Review – Right Yaaa Wrong

March 18, 2010 06:49 pm | Updated May 21, 2014 06:24 pm IST

Whoa! Sunny paaji, The Hero (Remember The Love Story of a Spy ) is back.

He has come a long way from the days he used to sport sunglasses to appear incognito. In Right Yaaa Wrong , Sunny paaji has worked extra hard and makes an entry with… hold your breath and wait for it… buck-teeth. Master of disguises, indeed.

Right Yaaa Wrong begins with promise. A Johnny Gaddaar type of intro. Rainy night, someone changes number plates on a car and breaks into a house. Sunny paaji in a wheelchair is shot point blank and we are left with a shot of his ‘ dhai kilo ka haath ' hanging lifeless.

Writer-director Neeraj Pathak then takes us back six months before the incident and we see Sunny paaji doing what he's best at. Shooting bad guys and walking away in slow-motion. Never mind that the building ablaze is covered with hay all around (probably fire-proof hay) so that no stunt men or Sunny is injured during filming. One of these slow-mo walks cost him dearly as a gangster he left undead, pumps his body with bullets and leaves him to a wheelchair for life.

It's refreshing to see Sunny play a role that requires him to sit in a wheelchair for almost three-fourths of the film. Yet, he hams it up quite a bit despite the restraining condition — falling off the wheelchair, breaking down and getting increasingly frustrated with his life, contemplating suicide etc. Any other actor may have actually made us feel something for the character. But this is Sunny who asks: “What are my chances?” and waits for the doc to say “One in a million” before he can assure us: “I am one in the million”.

Also laughable is the fact that his wife (Eeshaa Koppikar) meanwhile is having an affair with a guy with an over-size chest. But for these casting mistakes, the director gets most things right. Like, giving Irrfan a solid role opposite Deol and saving up Konkana for the later part of the film so that there's something to look forward to.

Minus the Deol factor, Right Yaaa Wrong is quite a decent thriller. Come on, we know that no matter what, two people will never fail a lie-detection test. Sunny paaji and Captain Vijayakanth. There are scenes where there's a huge sensibility disconnect between the writing and the direction as the filmmaker resorts to stereotypes. The wife cheating on her husband gives out evil smiles (without a trace of guilt) and has long baths in a tub filled with rose petals along with her buddy — Sunny paaji's cousin who calls him Bro!

To his credit, Neeraj does not give you too much time to second guess the proceedings because either you are seriously hooked to the twists or are busy laughing at Deol's stint at the wheelchair and his attempt at histrionics.

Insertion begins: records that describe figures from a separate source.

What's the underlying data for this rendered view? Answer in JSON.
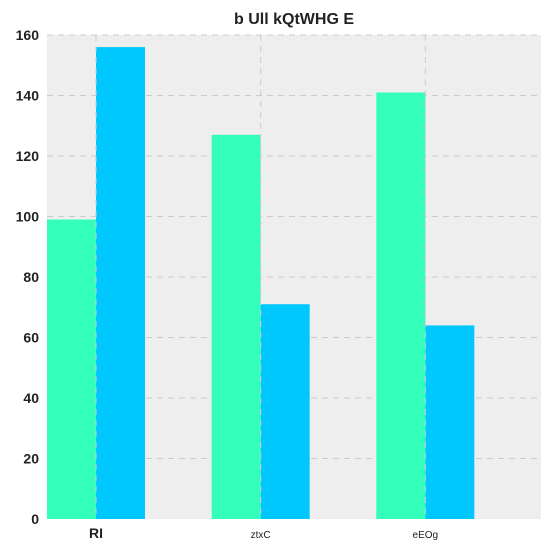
{
  "chart_data": {
    "type": "bar",
    "title": "b Ull kQtWHG E",
    "xlabel": "",
    "ylabel": "",
    "categories": [
      "RI",
      "ztxC",
      "eEOg"
    ],
    "series": [
      {
        "values": [
          99,
          127,
          141
        ],
        "color": "#33ffbb"
      },
      {
        "values": [
          156,
          71,
          64
        ],
        "color": "#00c8ff"
      }
    ],
    "ylim": [
      0,
      160
    ],
    "yticks": [
      0,
      20,
      40,
      60,
      80,
      100,
      120,
      140,
      160
    ],
    "grid": true,
    "legend": "none",
    "colors": {
      "background": "#eeeeee",
      "grid": "#cccccc"
    }
  }
}
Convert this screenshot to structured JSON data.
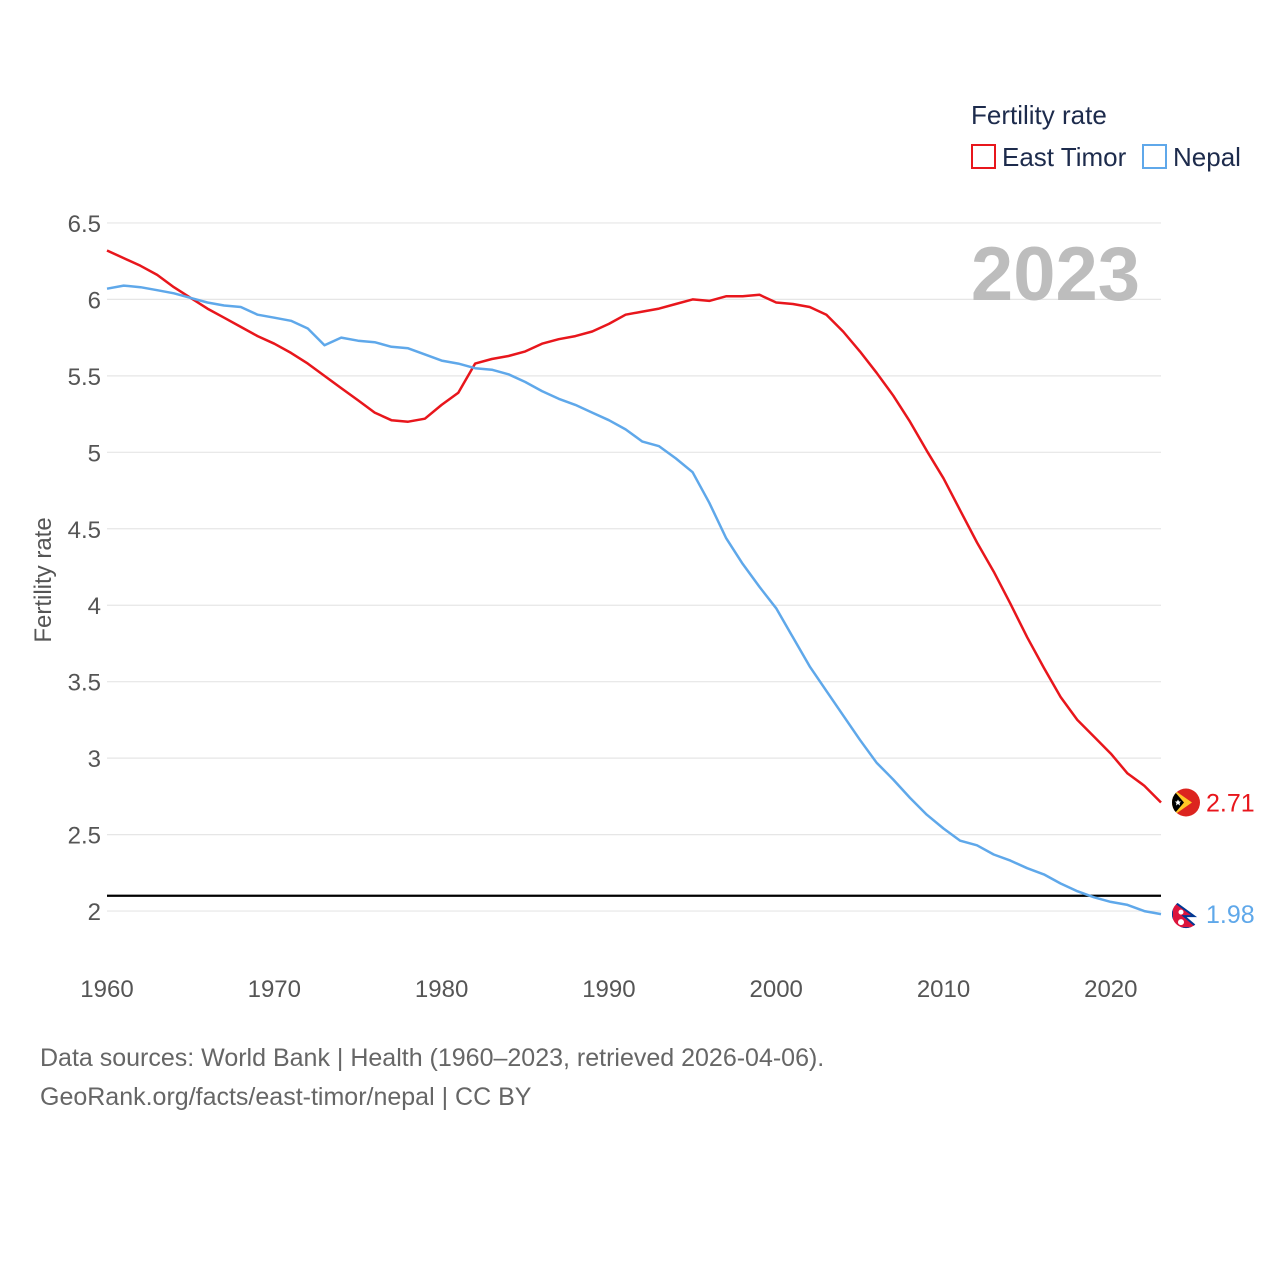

But despite shades of Double Indemnity and Primal Fear , Right Yaaa Wrong has a fairly engrossing and original story whose potential is only squandered by casting, direction, miscalculations and lack of depth.

Sadly, that's two in a row for Neeraj who wrote a fantastic Apne and surrendered it to the likes of Anil Sharma and Sunny Deol to massacre it. Right Yaaa Wrong could've been the Johnny Gaddaar of the year (a tight, riveting thriller with real flawed people) had Neeraj only made an attempt to rise beyond stereotypes and tried to give all characters a mixed shade of good and evil and made them human — integral and absolutely essential for a film with this title/premise.

But watch it for a laugh anyway. You will be surprised.